SALT, short for Sales Autocompletion Linked Business Tables, is a real enterprise resource planning (ERP) dataset built around sales-order workflows. It contains four linked business tables:
  • sales documents
  • sales document items
  • customers
  • addresses
Together, these tables contain roughly 5 million anonymized records and are designed to reflect real enterprise data problems such as missing fields, temporal drift, label imbalance, and heterogeneous relational structure.

What KumoRFM Predicts on SALT

SALT is not primarily a regression or binary classification benchmark. Instead, the main SALT tasks are multi-class classification problems where KumoRFM fills in missing business attributes. The notebook focuses on eight categorical prediction targets:
  • SALESOFFICE
  • SALESGROUP
  • CUSTOMERPAYMENTTERMS
  • SHIPPINGCONDITION
  • HEADERINCOTERMSCLASSIFICATION
  • PLANT
  • SHIPPINGPOINT
  • ITEMINCOTERMSCLASSIFICATION
In practice, this means KumoRFM can help predict missing values for sales-order headers and line items, including sales organization details, payment terms, shipping settings, plant assignments, and Incoterms classifications.
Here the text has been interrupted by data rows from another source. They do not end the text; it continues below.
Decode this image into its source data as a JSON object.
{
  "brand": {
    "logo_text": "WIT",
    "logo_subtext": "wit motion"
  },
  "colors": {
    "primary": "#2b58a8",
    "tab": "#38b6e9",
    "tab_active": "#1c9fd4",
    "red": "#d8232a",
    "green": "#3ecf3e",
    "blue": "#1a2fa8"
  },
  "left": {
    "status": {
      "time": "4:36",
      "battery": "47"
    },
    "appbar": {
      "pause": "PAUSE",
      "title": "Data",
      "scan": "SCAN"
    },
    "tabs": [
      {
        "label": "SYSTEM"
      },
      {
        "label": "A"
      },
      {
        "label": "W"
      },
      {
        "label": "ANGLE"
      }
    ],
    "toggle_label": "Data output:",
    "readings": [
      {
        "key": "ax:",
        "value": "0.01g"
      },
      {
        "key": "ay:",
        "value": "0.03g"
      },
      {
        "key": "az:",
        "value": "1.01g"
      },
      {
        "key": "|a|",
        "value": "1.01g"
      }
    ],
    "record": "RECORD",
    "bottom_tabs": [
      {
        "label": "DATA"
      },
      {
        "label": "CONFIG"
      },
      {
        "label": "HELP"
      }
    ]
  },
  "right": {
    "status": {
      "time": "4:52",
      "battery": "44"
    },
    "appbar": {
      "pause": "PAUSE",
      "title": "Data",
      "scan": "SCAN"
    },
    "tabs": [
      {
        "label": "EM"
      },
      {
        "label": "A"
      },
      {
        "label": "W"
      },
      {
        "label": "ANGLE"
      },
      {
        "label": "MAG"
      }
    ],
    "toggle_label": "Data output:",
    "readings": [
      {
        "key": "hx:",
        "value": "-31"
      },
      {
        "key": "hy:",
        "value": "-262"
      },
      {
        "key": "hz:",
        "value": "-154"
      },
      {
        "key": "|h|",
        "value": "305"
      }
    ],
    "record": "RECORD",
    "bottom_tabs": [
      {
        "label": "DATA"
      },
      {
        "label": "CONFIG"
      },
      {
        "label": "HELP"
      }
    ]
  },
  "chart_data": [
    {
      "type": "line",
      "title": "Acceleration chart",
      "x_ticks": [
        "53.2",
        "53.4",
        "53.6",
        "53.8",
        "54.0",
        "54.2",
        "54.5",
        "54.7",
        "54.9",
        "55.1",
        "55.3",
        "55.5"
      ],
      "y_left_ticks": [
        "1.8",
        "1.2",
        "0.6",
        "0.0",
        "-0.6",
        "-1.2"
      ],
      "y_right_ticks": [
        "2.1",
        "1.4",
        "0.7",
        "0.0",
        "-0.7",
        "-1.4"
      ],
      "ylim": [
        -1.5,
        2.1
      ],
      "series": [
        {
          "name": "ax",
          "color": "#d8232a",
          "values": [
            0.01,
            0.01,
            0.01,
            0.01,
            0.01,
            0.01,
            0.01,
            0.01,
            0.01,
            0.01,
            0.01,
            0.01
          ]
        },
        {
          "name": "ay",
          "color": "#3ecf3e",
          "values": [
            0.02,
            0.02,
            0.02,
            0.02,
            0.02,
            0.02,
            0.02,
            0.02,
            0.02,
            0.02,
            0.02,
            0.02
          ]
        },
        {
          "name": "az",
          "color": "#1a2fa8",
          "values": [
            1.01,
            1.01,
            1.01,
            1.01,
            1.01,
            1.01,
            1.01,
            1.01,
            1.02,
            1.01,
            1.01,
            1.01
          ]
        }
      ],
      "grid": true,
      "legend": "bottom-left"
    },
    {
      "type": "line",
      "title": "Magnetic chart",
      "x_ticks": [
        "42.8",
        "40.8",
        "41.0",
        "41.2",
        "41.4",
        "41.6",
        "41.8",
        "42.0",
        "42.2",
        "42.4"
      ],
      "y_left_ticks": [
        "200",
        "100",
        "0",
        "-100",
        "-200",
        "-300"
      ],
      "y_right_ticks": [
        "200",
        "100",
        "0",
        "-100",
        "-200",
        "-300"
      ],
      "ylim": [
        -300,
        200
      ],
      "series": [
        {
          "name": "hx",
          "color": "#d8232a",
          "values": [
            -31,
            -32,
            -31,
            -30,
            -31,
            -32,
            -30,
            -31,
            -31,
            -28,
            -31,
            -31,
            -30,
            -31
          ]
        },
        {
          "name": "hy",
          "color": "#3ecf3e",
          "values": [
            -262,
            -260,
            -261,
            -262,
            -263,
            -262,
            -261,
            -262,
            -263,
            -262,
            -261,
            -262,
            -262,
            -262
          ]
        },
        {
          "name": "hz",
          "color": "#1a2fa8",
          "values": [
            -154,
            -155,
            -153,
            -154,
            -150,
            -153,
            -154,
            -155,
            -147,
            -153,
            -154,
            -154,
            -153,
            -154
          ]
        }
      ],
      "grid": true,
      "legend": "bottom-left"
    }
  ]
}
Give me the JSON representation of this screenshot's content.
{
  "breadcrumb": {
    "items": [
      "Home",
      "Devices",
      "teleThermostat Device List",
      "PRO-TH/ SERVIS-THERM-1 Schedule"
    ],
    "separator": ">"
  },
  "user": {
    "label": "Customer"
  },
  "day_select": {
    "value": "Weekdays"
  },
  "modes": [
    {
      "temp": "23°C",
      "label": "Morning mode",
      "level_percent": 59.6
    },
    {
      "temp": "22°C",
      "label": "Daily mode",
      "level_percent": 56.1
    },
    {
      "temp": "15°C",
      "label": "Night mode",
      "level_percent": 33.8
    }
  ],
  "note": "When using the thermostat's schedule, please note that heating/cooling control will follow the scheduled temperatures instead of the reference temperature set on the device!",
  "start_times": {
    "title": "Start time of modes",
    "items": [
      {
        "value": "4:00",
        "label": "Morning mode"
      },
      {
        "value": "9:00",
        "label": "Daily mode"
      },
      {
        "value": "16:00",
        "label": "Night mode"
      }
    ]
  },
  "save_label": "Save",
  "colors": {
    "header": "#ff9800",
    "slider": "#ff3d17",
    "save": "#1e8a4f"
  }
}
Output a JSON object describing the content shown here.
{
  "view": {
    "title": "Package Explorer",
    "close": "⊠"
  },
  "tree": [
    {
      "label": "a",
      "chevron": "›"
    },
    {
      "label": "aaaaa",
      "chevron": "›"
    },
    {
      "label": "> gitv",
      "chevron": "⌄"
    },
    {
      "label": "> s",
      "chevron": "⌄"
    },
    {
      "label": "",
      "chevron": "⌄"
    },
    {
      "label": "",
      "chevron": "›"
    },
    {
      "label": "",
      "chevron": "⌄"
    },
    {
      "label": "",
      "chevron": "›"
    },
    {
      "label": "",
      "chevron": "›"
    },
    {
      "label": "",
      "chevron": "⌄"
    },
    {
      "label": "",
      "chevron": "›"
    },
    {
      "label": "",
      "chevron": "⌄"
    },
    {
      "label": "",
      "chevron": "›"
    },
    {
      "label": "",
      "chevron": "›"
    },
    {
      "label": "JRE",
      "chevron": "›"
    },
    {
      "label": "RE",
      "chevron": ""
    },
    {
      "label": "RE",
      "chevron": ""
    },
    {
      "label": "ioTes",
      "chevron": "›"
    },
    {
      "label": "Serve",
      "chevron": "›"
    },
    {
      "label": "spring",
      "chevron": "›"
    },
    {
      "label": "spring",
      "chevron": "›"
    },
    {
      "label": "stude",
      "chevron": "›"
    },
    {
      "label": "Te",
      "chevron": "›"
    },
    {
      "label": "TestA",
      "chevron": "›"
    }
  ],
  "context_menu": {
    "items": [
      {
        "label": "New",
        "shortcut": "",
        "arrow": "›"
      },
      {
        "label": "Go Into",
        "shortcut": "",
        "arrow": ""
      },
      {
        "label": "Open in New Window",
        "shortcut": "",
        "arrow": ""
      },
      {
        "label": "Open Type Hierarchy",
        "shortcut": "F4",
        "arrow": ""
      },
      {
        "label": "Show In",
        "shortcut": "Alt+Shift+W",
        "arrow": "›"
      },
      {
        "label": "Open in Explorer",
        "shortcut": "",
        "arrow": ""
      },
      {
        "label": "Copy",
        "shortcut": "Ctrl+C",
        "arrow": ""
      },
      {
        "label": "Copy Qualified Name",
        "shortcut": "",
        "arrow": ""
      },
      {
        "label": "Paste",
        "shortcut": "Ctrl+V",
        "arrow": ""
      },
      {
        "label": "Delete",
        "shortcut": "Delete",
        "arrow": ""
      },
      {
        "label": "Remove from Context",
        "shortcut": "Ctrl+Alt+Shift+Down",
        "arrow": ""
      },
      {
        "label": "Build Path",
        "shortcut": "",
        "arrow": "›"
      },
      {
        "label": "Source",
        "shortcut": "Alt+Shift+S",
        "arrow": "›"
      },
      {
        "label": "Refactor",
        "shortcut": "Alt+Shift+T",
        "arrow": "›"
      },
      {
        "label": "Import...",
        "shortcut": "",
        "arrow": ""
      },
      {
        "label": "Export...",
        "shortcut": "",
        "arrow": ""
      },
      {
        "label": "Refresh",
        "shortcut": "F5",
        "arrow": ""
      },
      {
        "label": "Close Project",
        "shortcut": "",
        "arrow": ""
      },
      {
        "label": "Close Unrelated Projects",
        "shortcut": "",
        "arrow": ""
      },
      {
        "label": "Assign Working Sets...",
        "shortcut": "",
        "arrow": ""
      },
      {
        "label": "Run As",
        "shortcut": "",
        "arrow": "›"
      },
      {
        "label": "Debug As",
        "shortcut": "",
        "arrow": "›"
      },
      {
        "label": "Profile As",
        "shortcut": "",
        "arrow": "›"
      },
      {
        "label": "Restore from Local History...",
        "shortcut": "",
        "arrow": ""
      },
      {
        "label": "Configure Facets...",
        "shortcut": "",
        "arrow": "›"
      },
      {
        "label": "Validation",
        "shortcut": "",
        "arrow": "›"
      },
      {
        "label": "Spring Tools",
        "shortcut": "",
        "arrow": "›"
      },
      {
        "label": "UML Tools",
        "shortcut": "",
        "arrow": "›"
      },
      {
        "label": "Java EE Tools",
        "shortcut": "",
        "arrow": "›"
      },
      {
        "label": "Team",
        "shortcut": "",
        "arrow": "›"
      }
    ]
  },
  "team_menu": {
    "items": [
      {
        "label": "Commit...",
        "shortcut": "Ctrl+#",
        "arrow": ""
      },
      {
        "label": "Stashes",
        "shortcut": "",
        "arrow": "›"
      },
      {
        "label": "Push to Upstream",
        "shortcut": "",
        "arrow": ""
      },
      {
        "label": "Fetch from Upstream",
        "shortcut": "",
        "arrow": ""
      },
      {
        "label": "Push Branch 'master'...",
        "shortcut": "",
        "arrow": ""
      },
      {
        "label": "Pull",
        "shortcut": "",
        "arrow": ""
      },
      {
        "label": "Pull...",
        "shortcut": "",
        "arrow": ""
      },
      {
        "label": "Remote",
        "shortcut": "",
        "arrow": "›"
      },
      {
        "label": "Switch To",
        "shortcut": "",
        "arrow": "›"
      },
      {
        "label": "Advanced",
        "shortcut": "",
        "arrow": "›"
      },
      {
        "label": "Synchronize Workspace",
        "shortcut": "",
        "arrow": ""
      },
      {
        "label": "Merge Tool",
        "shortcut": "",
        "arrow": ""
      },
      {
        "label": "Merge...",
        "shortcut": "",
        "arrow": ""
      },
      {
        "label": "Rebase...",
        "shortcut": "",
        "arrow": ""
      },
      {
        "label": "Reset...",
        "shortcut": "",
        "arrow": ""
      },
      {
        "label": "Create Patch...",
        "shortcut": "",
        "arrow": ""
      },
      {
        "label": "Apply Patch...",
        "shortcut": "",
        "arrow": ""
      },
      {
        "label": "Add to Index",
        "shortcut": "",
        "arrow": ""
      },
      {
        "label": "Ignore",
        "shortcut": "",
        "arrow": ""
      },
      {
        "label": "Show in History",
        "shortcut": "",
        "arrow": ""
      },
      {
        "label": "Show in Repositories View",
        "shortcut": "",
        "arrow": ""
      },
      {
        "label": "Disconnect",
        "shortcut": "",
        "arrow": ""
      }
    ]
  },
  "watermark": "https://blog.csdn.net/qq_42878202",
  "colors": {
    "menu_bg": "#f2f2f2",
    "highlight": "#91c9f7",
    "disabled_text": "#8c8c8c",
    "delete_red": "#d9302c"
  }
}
What the SALT Notebook Does

The SALT notebook is an evaluation walkthrough. It shows how to take a realistic enterprise dataset, convert it into a Kumo graph, and run classification tasks using Predictive Query Language. At a high level, the notebook does the following:
  1. Installs the required packages, including kumoai and Hugging Face dataset tooling.
  2. Authenticates with KumoRFM and initializes the SDK.
  3. Authenticates with Hugging Face to access the SALT dataset.
  4. Loads the SALT tables into pandas DataFrames.
  5. Reconstructs the raw relational dataset by concatenating train and test splits where needed.
  6. Cleans and normalizes the data:
    • merges CREATIONDATE and CREATIONTIME into a single datetime field
    • propagates timestamps to item rows
    • removes auto-generated index columns
    • adds a stable primary key for item-level tasks
    • renames overlapping target columns for clarity
  7. Selects one target task at a time and removes the remaining target columns from the feature set.
  8. Masks the test labels to prevent temporal leakage.
  9. Builds a LocalGraph with explicit primary keys, time columns, and links across sales, items, customers, and addresses.
  10. Initializes KumoRFM on that graph.
  11. Defines a Predictive Query Language statement for the chosen target.
  12. Runs batched predictions on the held-out entities.
  13. Evaluates the predictions using Mean Reciprocal Rank (MRR).

KumoRFM Prediction Pattern

For SALT-style tasks, KumoRFM predicts a categorical target for each entity in the relevant table. In the notebook, the PQL takes one of these forms:
query = f"PREDICT sales.{task} FOR EACH sales.SALESDOCUMENT"
or:
query = f"PREDICT items.{task} FOR EACH items.ID"
This pattern is useful whenever you want to model enterprise data completion tasks as relational prediction problems.

More Reading

The SALT repository notes that the dataset was integrated into RelBench in July 2025, which is why SALT now appears both as a standalone reference notebook and as part of the broader RelBench ecosystem.